In the event that certain changes in the tax law of any relevant jurisdiction would impose withholding taxes on payments on the Notes, the Company may redeem a series of Notes in whole, but not in part, at any time, at a redemption price of 100% of the principal amount, plus accrued and unpaid interest thereon, if any, and Additional Amounts (as defined in the Indenture), if any, to the redemption date.
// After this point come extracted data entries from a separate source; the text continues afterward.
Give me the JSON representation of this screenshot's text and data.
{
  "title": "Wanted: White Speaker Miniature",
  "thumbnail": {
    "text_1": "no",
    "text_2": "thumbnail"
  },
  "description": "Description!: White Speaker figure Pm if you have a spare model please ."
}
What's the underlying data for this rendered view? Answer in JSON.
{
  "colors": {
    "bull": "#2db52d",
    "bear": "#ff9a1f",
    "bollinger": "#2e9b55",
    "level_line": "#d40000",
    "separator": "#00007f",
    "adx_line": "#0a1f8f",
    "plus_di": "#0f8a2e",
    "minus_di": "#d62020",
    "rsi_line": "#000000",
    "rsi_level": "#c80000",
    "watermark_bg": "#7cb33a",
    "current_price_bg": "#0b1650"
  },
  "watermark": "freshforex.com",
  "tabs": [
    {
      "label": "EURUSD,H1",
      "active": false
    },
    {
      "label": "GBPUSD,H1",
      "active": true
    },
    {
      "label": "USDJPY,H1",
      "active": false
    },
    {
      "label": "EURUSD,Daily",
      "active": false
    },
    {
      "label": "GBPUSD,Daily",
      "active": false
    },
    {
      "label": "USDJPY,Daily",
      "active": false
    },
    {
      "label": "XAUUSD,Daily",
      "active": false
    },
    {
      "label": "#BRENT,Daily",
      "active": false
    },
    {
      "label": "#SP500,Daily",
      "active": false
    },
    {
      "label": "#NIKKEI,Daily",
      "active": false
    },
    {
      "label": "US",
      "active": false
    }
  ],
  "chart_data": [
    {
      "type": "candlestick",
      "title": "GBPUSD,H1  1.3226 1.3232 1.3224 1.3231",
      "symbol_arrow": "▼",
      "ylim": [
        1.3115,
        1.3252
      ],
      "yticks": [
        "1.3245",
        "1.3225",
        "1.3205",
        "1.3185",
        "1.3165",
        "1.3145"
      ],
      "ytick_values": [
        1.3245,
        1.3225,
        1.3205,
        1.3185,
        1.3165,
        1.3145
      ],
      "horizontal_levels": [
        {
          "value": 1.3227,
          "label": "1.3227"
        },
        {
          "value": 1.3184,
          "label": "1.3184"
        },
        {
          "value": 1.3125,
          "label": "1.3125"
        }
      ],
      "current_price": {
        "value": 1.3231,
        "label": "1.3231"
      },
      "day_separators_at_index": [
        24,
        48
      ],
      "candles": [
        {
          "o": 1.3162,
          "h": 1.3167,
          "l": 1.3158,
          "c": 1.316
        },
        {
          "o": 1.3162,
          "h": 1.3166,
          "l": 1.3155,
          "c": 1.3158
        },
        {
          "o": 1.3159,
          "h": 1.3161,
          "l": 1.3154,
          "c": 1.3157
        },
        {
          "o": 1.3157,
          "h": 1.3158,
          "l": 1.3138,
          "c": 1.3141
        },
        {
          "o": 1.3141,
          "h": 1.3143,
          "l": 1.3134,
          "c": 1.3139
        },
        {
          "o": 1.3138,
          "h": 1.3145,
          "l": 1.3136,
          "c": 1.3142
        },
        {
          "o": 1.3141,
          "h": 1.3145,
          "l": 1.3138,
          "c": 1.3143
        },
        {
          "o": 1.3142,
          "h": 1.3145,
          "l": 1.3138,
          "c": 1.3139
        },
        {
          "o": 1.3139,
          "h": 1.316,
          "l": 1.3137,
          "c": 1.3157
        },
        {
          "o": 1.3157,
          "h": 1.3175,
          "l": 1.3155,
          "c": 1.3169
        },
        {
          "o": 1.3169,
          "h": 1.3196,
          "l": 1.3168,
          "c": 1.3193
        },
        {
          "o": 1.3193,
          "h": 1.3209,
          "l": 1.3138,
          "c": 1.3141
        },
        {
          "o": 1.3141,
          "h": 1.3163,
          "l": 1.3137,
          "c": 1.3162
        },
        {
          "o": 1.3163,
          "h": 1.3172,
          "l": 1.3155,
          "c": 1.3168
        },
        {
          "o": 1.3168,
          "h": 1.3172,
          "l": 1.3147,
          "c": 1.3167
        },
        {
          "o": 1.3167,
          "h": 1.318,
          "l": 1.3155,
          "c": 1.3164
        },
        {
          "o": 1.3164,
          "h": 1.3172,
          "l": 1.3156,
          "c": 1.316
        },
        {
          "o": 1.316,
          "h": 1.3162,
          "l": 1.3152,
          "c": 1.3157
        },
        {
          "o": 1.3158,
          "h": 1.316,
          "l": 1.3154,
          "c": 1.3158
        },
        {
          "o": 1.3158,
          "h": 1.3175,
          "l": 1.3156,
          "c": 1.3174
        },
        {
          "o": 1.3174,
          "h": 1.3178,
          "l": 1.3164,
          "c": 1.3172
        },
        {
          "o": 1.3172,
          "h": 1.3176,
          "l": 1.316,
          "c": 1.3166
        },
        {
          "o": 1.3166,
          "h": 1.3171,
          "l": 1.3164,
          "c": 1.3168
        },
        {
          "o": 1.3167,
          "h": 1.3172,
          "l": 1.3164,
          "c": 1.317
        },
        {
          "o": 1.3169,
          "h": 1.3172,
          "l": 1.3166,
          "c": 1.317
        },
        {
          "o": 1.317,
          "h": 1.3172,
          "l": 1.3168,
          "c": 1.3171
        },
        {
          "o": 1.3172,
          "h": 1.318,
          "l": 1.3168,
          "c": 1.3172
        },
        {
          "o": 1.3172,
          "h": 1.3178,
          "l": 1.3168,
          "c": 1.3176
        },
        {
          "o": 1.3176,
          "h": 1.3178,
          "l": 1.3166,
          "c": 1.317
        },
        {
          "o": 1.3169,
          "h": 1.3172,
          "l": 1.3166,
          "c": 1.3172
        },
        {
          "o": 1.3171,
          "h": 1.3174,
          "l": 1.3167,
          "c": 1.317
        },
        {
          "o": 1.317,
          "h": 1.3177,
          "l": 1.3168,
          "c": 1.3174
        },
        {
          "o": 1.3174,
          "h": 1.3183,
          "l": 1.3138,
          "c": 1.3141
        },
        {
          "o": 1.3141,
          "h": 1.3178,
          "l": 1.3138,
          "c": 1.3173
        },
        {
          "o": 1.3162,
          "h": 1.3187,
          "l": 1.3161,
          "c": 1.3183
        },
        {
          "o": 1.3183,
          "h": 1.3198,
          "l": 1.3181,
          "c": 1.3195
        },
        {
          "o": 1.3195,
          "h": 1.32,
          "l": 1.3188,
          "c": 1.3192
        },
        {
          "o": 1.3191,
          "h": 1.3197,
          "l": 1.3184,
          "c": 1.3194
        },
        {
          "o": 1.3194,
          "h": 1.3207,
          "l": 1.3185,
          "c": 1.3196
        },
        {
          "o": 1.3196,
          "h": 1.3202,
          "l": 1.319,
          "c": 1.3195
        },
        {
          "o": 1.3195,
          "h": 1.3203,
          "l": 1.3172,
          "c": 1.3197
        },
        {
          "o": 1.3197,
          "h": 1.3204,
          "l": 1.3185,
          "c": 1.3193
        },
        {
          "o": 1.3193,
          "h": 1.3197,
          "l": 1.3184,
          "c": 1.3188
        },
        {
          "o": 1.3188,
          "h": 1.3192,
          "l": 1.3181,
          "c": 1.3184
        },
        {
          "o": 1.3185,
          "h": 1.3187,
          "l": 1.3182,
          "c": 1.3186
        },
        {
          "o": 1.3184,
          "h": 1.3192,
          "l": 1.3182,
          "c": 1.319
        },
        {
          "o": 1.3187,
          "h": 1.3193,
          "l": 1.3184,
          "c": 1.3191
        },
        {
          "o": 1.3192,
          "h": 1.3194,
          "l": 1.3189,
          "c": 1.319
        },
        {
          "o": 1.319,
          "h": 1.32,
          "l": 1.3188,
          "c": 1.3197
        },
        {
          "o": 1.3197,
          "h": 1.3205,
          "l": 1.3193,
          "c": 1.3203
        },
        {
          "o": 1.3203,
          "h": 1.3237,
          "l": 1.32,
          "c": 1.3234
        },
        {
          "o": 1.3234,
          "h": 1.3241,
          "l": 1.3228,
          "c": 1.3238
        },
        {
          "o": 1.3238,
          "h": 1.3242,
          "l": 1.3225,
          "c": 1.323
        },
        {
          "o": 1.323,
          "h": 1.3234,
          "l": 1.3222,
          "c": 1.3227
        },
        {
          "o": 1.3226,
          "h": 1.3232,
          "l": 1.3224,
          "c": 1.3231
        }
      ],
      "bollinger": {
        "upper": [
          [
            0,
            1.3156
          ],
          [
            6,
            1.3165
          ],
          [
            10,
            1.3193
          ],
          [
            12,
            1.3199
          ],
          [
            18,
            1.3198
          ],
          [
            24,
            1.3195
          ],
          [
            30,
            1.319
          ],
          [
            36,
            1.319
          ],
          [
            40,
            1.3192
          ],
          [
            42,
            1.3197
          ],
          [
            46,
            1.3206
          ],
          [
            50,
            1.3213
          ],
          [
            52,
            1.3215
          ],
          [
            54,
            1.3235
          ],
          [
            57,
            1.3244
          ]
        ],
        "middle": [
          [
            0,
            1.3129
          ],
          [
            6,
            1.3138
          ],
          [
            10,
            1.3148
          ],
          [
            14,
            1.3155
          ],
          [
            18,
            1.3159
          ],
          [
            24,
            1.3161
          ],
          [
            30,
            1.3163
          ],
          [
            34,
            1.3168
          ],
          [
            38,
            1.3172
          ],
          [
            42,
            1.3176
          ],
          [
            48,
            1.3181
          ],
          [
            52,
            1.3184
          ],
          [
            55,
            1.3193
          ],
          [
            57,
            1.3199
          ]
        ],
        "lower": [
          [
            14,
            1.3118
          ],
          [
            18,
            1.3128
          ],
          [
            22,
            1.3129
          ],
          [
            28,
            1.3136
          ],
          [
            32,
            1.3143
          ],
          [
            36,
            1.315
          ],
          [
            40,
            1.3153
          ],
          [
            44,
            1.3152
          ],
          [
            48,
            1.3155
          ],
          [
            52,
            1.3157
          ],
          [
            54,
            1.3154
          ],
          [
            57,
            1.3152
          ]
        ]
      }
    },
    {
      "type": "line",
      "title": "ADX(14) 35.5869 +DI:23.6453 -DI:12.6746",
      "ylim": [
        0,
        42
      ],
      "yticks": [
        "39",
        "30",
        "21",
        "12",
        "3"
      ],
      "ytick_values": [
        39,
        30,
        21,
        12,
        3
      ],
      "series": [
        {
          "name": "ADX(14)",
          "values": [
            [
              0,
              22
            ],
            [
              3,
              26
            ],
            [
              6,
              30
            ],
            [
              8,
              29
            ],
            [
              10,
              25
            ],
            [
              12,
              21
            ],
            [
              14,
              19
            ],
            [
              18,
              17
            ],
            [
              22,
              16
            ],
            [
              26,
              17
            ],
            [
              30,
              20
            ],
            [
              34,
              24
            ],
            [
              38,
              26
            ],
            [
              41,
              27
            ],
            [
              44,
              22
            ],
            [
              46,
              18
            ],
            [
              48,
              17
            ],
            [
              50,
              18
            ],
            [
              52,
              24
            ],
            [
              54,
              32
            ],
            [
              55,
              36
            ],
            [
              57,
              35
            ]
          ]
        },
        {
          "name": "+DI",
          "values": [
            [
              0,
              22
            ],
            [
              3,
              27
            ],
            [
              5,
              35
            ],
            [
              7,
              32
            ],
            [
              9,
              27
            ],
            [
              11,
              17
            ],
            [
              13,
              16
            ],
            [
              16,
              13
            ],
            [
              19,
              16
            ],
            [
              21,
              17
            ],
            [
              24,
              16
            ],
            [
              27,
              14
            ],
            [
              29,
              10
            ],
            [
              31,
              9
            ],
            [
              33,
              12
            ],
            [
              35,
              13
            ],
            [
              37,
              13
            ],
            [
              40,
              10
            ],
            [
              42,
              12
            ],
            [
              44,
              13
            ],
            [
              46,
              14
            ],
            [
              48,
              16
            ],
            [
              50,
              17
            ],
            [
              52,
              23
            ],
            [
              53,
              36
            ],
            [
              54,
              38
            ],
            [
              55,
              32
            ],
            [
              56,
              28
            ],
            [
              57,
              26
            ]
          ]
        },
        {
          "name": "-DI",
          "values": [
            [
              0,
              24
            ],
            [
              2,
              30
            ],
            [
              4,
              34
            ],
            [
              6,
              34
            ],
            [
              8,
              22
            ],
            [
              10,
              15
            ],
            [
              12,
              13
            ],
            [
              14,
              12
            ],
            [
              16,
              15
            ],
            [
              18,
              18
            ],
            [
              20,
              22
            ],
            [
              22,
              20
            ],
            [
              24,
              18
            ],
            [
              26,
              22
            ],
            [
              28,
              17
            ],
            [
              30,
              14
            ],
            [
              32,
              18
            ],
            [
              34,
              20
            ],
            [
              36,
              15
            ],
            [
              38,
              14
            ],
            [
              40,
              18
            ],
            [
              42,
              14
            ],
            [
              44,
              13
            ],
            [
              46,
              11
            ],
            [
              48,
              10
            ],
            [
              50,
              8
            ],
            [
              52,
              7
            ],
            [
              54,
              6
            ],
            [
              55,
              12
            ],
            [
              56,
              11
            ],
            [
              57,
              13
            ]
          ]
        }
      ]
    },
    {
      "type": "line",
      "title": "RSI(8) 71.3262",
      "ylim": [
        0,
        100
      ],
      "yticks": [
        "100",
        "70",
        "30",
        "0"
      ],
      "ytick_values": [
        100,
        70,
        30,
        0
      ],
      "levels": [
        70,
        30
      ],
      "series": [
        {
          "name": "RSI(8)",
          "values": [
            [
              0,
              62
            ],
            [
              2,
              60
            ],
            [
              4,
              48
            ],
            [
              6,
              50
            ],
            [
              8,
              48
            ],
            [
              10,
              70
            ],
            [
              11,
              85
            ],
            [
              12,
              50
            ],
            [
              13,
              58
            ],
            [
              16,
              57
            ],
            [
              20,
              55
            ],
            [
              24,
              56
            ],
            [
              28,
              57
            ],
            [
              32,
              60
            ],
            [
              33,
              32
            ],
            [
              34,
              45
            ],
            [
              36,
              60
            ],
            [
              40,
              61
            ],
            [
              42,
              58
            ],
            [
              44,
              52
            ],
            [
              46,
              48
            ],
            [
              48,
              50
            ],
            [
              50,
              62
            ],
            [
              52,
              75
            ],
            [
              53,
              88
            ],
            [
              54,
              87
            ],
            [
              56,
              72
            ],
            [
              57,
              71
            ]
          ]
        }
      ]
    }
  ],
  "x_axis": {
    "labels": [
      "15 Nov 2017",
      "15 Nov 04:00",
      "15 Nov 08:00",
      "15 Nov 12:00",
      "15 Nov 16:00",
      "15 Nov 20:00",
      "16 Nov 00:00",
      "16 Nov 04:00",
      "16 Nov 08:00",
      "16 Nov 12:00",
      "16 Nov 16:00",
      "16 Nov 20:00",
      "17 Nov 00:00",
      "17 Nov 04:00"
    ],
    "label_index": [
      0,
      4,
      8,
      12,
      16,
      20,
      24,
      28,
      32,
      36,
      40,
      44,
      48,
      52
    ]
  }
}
The holders of the Notes will also have the right to require the Company to purchase their Notes upon the occurrence of a Change of Control Triggering Event, as defined in the Indenture, at an offer price equal to 101% of the aggregate principal amount of the Notes purchased plus accrued and unpaid interest thereon to, but excluding, the date of purchase.
Ranking
Under the terms of the Indenture, the Notes and the guarantees are the Company’s and the Guarantors’ respective senior unsecured obligations and (i) rank equal in right of payment with all of the Company’s and the Guarantors’ respective existing and future senior unsecured indebtedness, (ii) rank senior in right of payment to the Company’s and the Guarantors’ respective existing and future subordinated indebtedness, (iii) are effectively subordinated in right of payment to the Company’s and the Guarantors’ respective existing and future secured obligations, to the extent of the assets securing such obligations and (iv) are structurally subordinated in right of payment to any existing and future indebtedness or other liabilities, including trade payables, of the Company’s subsidiaries (excluding the Guarantors) and the Guarantors’ respective subsidiaries.